The turtles try to fight Chrome Dome, but he beats them by copying all of their fight moves. They realize they need to trick Chrome Dome into mimicking moves that will hurt him. After making him beat himself up, Leo retracts his limbs into his shell, which Chrome Dome copies and causes him to blow himself and the factory up. The boys return home after choosing to get Splinter something more heartfelt. They see that he has already gotten them their gifts, only to see the knock-off toys. The turtles decide to burn them after opening them, and Raph denounces artificial intelligence.

== Voice cast ==
- Micah Abbey as Donatello
- Shamon Brown Jr. as Michelangelo
- Nicolas Cantu as Leonardo
- Brady Noon as Raphael
- Beck Bennett as commercial announcer
- Zach Woods as Chrome Dome

== Production ==
In May 2025, it was reported that two animated short films, Teenage Mutant Ninja Turtles: Chrome Alone 2 – Lost in New Jersey and Order Up, would debut at Paramount Animation and Nickelodeon's presentation at the Annecy International Animation Film Festival in June 2025. Set in the universe of Mutant Mayhem, Chrome Alone 2: Lost in New Jersey was directed by Kent Seki, who served as head of cinematography on the 2023 feature film. The screenplay was written by Andrew Joustra, who served as the script and recording coordinator on the feature. It was produced by Mutant Mayhem director Jeff Rowe alongside Ramsay McBean, and Point Grey Pictures' Seth Rogen, Evan Goldberg, and James Weaver.

As a result of Mutant Mayhem's critical success and lucrative toy line, Paramount greenlit several intermediary projects before the 2027 sequel. Joustra pitched a film treatment for a short film that was put into development after approval from Rowe. Seki was brought in to direct soon after.
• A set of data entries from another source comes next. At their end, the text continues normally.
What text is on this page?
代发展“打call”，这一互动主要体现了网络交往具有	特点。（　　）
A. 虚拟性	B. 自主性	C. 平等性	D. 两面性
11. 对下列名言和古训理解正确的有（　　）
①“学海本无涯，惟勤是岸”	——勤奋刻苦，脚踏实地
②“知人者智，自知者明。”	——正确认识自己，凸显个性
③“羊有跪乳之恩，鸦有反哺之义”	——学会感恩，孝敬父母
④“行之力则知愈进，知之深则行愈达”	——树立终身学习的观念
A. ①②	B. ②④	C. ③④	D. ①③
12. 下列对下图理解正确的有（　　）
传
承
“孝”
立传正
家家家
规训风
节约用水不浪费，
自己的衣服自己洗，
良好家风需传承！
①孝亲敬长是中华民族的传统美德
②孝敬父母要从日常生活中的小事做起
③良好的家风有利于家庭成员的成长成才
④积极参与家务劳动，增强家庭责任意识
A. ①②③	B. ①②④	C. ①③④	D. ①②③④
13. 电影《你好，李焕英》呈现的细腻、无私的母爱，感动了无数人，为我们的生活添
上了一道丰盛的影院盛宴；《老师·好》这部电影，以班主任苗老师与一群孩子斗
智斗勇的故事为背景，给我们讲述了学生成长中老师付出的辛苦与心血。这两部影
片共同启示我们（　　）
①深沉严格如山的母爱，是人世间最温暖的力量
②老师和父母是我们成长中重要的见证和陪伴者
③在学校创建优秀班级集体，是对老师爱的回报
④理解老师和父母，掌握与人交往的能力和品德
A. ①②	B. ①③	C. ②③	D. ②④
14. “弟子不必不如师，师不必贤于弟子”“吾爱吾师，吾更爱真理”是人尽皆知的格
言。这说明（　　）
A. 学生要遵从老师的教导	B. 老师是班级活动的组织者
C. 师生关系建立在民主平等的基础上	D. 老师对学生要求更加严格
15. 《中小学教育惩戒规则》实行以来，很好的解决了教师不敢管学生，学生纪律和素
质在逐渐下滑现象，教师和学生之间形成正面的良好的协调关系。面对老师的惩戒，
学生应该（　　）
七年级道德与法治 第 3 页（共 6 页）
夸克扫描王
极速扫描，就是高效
Seki wanted an unfamiliar location as the backdrop of the film and settled on New Jersey, favoring it for its similarities and differences to New York City. After several rewrites the team settled on the final version of the story, being inspired by the current climate surrounding the rise of artificial intelligence (AI) technology. Mikros Animation returned to provide the CG animation while Wizz once again provided 2D work. The Mikros team had to develop new shaders for metallic surfaces and Chrome Dome. The Grease Pencil in Blender was used to hand-draw in background characters that they could not afford to render in CG. Disasterpeace, the stage name of Richard Vreeland, composed the original music. A single featuring the entire score of the film was released on digital platforms by Paramount Music on January 15, 2026.

== Release ==
Teenage Mutant Ninja Turtles: Chrome Alone 2 – Lost in New Jersey premiered at the Annecy International Animation Film Festival on June 10, 2025, and was released in theaters on December 19, 2025, along with screenings of The SpongeBob Movie: Search for SquarePants. It was made available to Paramount+ in late January 2026 as an extra for Mutant Mayhem.

== Reception ==
Brian VanHooker of Polygon praised the short for its humor and overall anti-AI message. Referencing Disney's deal with OpenAI the week prior, he wrote: "While the message is very 2025, it's in keeping with the spirit of the 1980s origins of the Teenage Mutant Ninja Turtles". In his review for Search for SquarePants, Barry Levitt of The Daily Beast referred to the short as a much needed, enjoyable, and biting satire of AI. Mini Anthikad Chhibber of The Hindu similarly praised the short for its satire, referring to it as a "heavy-duty reality check" before the main film.